2°) d'enjoindre aux autorités compétentes, à titre principal, de délivrer le visa sollicité, et à titre subsidiaire, de réexaminer la situation, dans un délai de quinze jours à compter de la notification de la décision à intervenir, sous astreinte de 150 euros par jour de retard ;

3°) de mettre à la charge de l'Etat la somme de 1 800 euros qui devra être versée à leur avocat au titre de l'article L. 761-1 du code de justice administrative et de l'article 37 de la loi du 10 juillet 1991 relative à l'aide juridique, moyennant la renonciation de cet avocat à percevoir la contribution versée par l'Etat au titre de l'aide juridictionnelle.

Mme F A a été admise à l'aide juridictionnelle totale par une décision du 2 août 2023.

Vu les autres pièces du dossier.

Vu :

- le code de l'entrée et du séjour des étrangers et du droit d'asile ;

- la loi n° 91-647 du 10 juillet 1991 relative à l'aide juridique ;

- le code de justice administrative.

Considérant ce qui suit :

1. Aux termes de l'article R. 222-1 du code de justice administrative : " Les présidents de tribunal administratif (), les premiers vice-présidents des tribunaux () et les présidents de formation de jugement des tribunaux () peuvent, par ordonnance : () / 4° Rejeter les requêtes manifestement irrecevables, lorsque la juridiction n'est pas tenue d'inviter leur auteur à les régulariser ou qu'elles n'ont pas été régularisées à l'expiration du délai imparti par une demande en ce sens () ".

2. Aux termes de l'article D. 312-3 du code de l'entrée et du séjour des étrangers et du droit d'asile, dans sa version alors applicable : " Une commission placée auprès du ministre des affaires étrangères et du ministre chargé de l'immigration est chargée d'examiner les recours contre les décisions de refus de visa d'entrée en France prises par les autorités diplomatiques ou consulaires.

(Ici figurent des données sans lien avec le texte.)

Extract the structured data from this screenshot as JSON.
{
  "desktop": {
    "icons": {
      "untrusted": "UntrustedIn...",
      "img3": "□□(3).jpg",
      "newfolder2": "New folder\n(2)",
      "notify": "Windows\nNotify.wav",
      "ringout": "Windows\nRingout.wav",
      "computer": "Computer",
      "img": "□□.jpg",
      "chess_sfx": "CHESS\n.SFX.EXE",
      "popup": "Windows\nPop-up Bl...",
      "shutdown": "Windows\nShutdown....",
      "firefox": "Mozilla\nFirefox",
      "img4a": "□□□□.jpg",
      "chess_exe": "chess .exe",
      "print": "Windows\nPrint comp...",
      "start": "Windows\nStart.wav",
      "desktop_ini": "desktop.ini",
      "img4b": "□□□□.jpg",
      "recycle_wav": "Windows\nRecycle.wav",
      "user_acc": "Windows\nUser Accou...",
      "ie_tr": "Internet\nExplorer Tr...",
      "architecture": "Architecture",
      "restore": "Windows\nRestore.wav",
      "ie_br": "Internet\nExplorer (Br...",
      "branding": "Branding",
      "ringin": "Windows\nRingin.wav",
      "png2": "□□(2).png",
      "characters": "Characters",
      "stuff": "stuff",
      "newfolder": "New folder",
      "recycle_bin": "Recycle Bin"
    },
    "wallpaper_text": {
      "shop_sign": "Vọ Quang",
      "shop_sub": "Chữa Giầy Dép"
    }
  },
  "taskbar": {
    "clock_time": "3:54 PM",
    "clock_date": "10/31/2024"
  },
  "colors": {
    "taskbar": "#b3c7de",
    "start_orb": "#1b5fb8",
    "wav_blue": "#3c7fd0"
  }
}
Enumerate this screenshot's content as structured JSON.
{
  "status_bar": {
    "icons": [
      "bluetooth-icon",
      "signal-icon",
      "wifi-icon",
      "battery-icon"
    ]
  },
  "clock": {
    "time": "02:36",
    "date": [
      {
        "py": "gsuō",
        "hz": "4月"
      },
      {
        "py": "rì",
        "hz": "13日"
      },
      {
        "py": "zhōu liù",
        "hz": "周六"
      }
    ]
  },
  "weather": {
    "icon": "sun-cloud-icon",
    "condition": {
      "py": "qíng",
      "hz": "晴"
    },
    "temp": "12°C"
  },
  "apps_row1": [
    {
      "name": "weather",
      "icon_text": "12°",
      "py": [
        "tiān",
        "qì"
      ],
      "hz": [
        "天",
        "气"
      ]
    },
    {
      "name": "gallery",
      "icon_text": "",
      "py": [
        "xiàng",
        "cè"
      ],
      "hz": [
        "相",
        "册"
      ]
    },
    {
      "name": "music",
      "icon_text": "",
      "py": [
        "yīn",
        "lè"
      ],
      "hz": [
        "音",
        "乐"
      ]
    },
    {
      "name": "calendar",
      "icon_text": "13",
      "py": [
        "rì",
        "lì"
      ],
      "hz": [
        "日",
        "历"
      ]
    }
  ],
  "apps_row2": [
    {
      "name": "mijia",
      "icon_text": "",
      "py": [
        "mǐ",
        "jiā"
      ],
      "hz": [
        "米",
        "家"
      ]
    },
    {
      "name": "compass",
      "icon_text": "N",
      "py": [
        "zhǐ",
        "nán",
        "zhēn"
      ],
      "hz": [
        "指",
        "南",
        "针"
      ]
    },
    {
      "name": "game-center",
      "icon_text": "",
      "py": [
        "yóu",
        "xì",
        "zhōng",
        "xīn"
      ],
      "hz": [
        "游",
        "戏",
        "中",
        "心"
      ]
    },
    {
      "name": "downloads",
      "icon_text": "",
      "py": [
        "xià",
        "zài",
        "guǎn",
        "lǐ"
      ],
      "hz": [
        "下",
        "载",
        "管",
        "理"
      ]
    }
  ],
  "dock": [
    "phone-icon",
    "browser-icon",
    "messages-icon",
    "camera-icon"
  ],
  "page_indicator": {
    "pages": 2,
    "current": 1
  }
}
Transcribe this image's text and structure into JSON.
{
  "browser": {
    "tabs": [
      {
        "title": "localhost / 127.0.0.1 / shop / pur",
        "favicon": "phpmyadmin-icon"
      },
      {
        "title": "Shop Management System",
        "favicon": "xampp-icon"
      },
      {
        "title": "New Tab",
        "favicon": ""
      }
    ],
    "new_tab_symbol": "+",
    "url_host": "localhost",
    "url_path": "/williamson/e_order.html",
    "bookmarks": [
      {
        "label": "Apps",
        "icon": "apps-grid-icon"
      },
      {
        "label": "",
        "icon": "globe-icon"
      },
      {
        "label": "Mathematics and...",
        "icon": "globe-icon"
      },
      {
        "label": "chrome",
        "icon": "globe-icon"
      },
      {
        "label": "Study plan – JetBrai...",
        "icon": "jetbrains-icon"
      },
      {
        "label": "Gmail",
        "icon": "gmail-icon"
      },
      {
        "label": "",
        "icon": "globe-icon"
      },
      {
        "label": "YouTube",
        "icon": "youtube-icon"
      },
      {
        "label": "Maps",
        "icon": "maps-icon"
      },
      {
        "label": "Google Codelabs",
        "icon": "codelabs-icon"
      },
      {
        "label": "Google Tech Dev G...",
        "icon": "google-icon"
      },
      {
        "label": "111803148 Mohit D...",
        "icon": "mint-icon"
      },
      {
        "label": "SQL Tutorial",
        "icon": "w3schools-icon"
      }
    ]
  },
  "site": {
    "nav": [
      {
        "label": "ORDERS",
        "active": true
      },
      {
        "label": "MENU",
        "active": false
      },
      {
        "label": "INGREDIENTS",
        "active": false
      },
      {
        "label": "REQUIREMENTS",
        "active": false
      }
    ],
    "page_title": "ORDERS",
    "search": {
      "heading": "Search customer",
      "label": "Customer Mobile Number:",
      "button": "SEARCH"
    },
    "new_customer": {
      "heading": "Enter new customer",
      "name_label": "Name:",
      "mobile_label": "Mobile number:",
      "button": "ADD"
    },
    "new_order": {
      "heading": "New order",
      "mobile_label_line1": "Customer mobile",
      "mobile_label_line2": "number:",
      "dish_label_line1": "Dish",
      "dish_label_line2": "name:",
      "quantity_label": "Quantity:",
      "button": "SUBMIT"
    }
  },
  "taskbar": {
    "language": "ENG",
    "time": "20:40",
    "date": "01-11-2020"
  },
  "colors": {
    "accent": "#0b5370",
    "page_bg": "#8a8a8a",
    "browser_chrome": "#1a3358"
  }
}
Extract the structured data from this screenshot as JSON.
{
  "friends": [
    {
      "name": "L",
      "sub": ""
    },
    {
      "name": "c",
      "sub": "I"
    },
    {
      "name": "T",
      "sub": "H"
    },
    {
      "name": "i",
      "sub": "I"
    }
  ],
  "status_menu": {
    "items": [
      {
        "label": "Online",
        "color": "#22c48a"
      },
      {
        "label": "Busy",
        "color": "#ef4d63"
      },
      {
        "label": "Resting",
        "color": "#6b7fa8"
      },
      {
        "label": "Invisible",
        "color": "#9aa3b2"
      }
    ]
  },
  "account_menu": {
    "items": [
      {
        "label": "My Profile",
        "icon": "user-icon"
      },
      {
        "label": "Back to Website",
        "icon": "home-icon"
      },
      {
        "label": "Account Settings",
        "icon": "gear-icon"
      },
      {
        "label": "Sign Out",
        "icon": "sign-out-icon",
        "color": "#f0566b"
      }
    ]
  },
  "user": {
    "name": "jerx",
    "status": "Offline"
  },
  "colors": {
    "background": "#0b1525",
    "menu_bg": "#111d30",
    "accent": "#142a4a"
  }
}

La saisine de cette commission est un préalable obligatoire à l'exercice d'un recours contentieux, à peine d'irrecevabilité de ce dernier. ". Aux termes de l'article D. 312-4 du même code : " Les recours devant la commission mentionnée à l'article D. 312-3 doivent être formés dans un délai de deux mois à compter de la notification de la décision de refus de visa. () ".

3. Par une décision du 9 octobre 2021 les autorités consulaires françaises à Khartoum (Soudan) ont refusé de délivrer un visa à Mme F A. La requête de M. D C et Mme F A n'était accompagnée ni une décision de rejet explicite, ni de la preuve du dépôt, devant la commission de recours contre les décisions de refus de visa d'entrée en France, du recours administratif préalable obligatoire, prévu à l'article D. 312-3 du code de l'entrée et du séjour des étrangers et du droit d'asile précité qui, seule, pourrait attester de la naissance d'une décision de rejet implicite de cette commission. En dépit de la demande qui a été adressée le 3 octobre 2023 par le tribunal à leur avocat par le biais de l'application " Télérecours " et dont il a été accusé réception le même jour, M. D C et Mme F A n'ont pas, dans le délai d'un mois qui leur était imparti, produit une copie de la décision de la commission de recours contre les décisions de refus de visa d'entrée en France ou la preuve du dépôt de leur recours devant cette commission. Ainsi, cette requête, qui n'a pas été régularisée, est entachée d'une irrecevabilité manifeste et ne peut qu'être rejetée.

O R D O N N E :

Article 1er : La requête de M. D C et Mme F A est rejetée.

Article 2 : La présente ordonnance sera notifiée à M. E D C, Mme B F A, au ministre de l'intérieur et des outre-mer et à Me Leudet.

Fait à Nantes, le 11 décembre 2023.

La présidente,

H. DOUET

La République mande et ordonne au ministre de l'intérieur et des outre-mer en ce qui le concerne ou à tous commissaires de justice à ce requis en ce qui concerne les voies de droit commun contre les parties privées, de pourvoir à l'exécution de la présente décision.